Menurutnya, apa yang dilakukan penambang liar, yakni menambang emas tanpa kendali, bisa menjadi bom waktu bagi masyarakat Palopo. Kelak, bila bom itu meledak, akan membawa penderitaan dan kesengsaraan kepada warga berkepanjangan, terutama mereka yang bermukim mulai dari daerah hulu sungai Latuppa sampai daerah hilir.
 
”Saya pikir, kalau warga terus dibiarkan menambang tanpa kendali, cepat atau lambat, bahaya bencana itu akan datang,” katanya. 
 
Boleh saja, Kepala Badan Pemberdayaan Masyarakat dan Sumber Daya Alam (BPM SDA) Kota Palopo, Amang Usman berdalih, banjir bandang lalu itu tidak terkait aktivitas penambangan emas di Siguntu. Katanya, banjir bandang menerjang Palopo adalah banjir kiriman disertai longsor dari daerah Bonglo, Kecamatan Bastem, Kabupaten Luwu, yang tumpah masuk ke alur sungai Latuppa.
 
Tapi ingat, aktivitas pertambangan emas secara liar yang dilakukan sekelompok warga di daerah hulu, terutama di sekitar alur sungai Tarra, Siguntu, harus diwaspadai sebagai salah satu ancaman datangnya bencana alam bagi warga Kota Palopo. "Yang diuntungkan hanya sekelompok penambang liar saja, tetapi yang kena bencana ribuan jiwa warga Palopo. Makanya, Pemkot harus tegas melarang aktivitas penambangan liar di bukit Siguntu, termasuk Mangkaluku," tegas Hairul, serius.
 
Kepala Kecamatan Mungkajang, Mas Jaya yang dikonfirmasi Posmetro Palopo mengenai aktivitas pertambangan emas secara liar di Siguntu dan Mangkaluku, secara tegas menyatakan, sejak polisi menangkap sekelompok penambangan liar sekira dua bulan lalu, tidak ada lagi aktivitas pertambangan liar yang dilakukan masyarakat. "Sudah ditertibkan," tegasnya.
 
Sekarang ini, pascabanjir katanya, banyak warga Mungkajang turun ke sungai untuk mendulang emas. "Mereka bukan penambangan emas liar, mereka hanyalah pendulang emas yang mencari rejeki di sungai pascabanjir," kata Mas Jaya, seraya mengakui, pascabanjir, banyak endapan emas terbawa banjir dan longsor dari alur sungai Tarra, wilayah Siguntu.
 
"Emas yang terbawa arus banjir dan longsor itu ramai-ramai didulang warga. Mereka biasanya mendapatkan satu sampai tiga gram emas per hari," kata Mas Jaya, seraya menyatakan, aktivitas pendulangan emas di sepanjang sungai Latuppa sampai ke wilayah Pajalesang tidak akan ditertibkan, mengingat aktivitas pendulangan emas itu sifatnya hanya temporer. 
 
"Kita hanya mengingatkan agar pendulang emas tidak melakukan penggalian di alur sungai, karena bisa merusak alur sungai Latuppa. Silakan saja mendulang emas dari sisa banjir lalu," katanya. (*)

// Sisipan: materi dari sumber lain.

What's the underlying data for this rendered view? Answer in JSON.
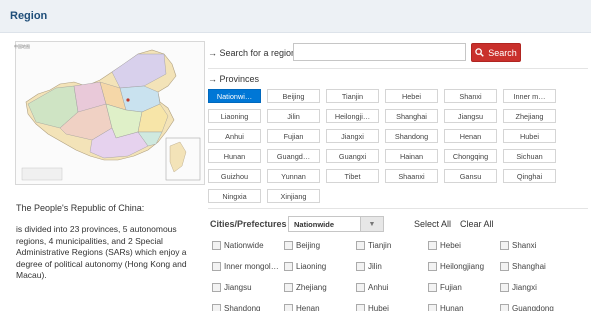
{
  "header": {
    "title": "Region"
  },
  "map": {
    "caption": "中国地图"
  },
  "left": {
    "intro": "The People's Republic of China:",
    "description": "is divided into 23 provinces, 5 autonomous regions, 4 municipalities, and 2 Special Administrative Regions (SARs) which enjoy a degree of political autonomy (Hong Kong and Macau)."
  },
  "search": {
    "arrow": "→",
    "label": "Search for a region",
    "value": "",
    "button_label": "Search"
  },
  "provinces": {
    "arrow": "→",
    "title": "Provinces",
    "items": [
      "Nationwi…",
      "Beijing",
      "Tianjin",
      "Hebei",
      "Shanxi",
      "Inner m…",
      "Liaoning",
      "Jilin",
      "Heilongji…",
      "Shanghai",
      "Jiangsu",
      "Zhejiang",
      "Anhui",
      "Fujian",
      "Jiangxi",
      "Shandong",
      "Henan",
      "Hubei",
      "Hunan",
      "Guangd…",
      "Guangxi",
      "Hainan",
      "Chongqing",
      "Sichuan",
      "Guizhou",
      "Yunnan",
      "Tibet",
      "Shaanxi",
      "Gansu",
      "Qinghai",
      "Ningxia",
      "Xinjiang"
    ]
  },
  "cities": {
    "label": "Cities/Prefectures",
    "select_value": "Nationwide",
    "select_all": "Select All",
    "clear_all": "Clear All",
    "items": [
      "Nationwide",
      "Beijing",
      "Tianjin",
      "Hebei",
      "Shanxi",
      "Inner mongol…",
      "Liaoning",
      "Jilin",
      "Heilongjiang",
      "Shanghai",
      "Jiangsu",
      "Zhejiang",
      "Anhui",
      "Fujian",
      "Jiangxi",
      "Shandong",
      "Henan",
      "Hubei",
      "Hunan",
      "Guangdong"
    ]
  },
  "colors": {
    "accent": "#0077d6",
    "search_button": "#c9302c",
    "header_bg": "#edf1f5",
    "title": "#1f4e79"
  }
}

Emas Siguntu, Dulu dan Kini

Tak Pernah Aman dari Penambang Liar

Wilayah Siguntu, Kelurahan Latuppa, Kecamatan Mungkajang, Kota Palopo, mengandung emas yang menjanjikan kesejahteraan bagi masyarakat Palopo. Sudah sejak puluhan tahun, bahkan semasa Kota Palopo masih berada dalam bingkai Kabupaten Luwu, kandungan emas di 'perut' Siguntu telah ditambang secara liar oleh sekelompok masyarakat di sana. Jejak penambangan liar itu dapat ditemukan dari bekas lubang galian sedalam sedalam 20-an di Siguntu.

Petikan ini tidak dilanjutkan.